The patient’s perspective
With “mandatory generic only” drug plan coverage, Lundrigan was relieved to have a patient reimbursement card that paid the cost difference between the brand drug and its generic equivalent. “I couldn’t afford to pay the out-of-pocket cost,” she says. “And I do feel a bit better now that I’m taking the original [therapy].”
She’s not alone in her appreciation. With up to three-dozen drugs associated with drug cards––especially popular blockbusters such as Lipitor––a growing number of patients are taking advantage of the opportunity to stay on or go back to the brand name.
“People should have the right to choose if they want to take the brand version of the drug,” says Steve Nicolle, CEO of STI, a company that pioneered reimbursement card solutions in Canada. “And physicians often balk at the idea of changing from a brand drug that is working to a generic drug, especially in certain therapeutic areas.”
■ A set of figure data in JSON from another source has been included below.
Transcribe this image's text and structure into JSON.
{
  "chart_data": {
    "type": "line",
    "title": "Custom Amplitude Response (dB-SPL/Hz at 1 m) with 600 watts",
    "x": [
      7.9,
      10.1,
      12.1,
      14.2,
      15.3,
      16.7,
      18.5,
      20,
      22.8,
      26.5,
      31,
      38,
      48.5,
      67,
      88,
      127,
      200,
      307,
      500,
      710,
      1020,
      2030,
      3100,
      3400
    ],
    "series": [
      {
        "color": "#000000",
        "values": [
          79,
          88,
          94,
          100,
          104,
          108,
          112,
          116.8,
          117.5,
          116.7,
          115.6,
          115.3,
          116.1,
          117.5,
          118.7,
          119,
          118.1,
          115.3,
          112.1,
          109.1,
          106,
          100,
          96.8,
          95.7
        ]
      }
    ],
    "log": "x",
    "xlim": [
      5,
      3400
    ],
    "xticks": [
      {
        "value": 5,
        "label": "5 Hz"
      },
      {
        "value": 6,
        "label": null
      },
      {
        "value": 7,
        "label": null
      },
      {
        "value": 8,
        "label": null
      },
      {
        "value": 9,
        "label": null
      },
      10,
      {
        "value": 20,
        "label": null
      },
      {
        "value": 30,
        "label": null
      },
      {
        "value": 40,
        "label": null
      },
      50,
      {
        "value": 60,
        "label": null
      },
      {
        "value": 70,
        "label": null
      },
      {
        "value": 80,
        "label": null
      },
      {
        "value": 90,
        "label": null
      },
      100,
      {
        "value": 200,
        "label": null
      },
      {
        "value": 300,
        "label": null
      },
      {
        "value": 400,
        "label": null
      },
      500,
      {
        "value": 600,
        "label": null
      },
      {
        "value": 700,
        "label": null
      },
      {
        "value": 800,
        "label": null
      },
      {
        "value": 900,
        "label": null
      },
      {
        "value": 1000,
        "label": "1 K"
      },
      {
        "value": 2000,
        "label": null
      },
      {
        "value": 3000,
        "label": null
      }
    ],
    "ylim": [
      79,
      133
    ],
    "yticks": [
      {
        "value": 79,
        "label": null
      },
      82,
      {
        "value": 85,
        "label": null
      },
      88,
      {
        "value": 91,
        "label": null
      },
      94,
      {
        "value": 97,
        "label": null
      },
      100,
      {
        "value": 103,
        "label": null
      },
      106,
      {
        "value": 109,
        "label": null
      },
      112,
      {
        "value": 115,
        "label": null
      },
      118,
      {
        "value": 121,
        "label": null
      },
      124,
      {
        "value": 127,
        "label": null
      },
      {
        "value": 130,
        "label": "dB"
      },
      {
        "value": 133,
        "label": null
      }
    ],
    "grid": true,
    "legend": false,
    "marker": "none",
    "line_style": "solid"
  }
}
Dr. Catherine Birt, a Toronto-based ophthalmologist, agrees. “I am not as convinced as I need to be that generic alternatives are interchangeable with the brand drugs,” she says. “Even if the active ingredient is the same, there might be other additives that are different, or the eyedrop bottle may be more rigid and not as easy to squeeze.” At the same time, she is well aware of the cost burden that higher-priced brand drugs may present to patients. “If the drug plan won’t cover the brand drug and the patient can’t afford to pay the difference, then I will make the switch to generic. But it means monitoring the patient more closely for side effects.”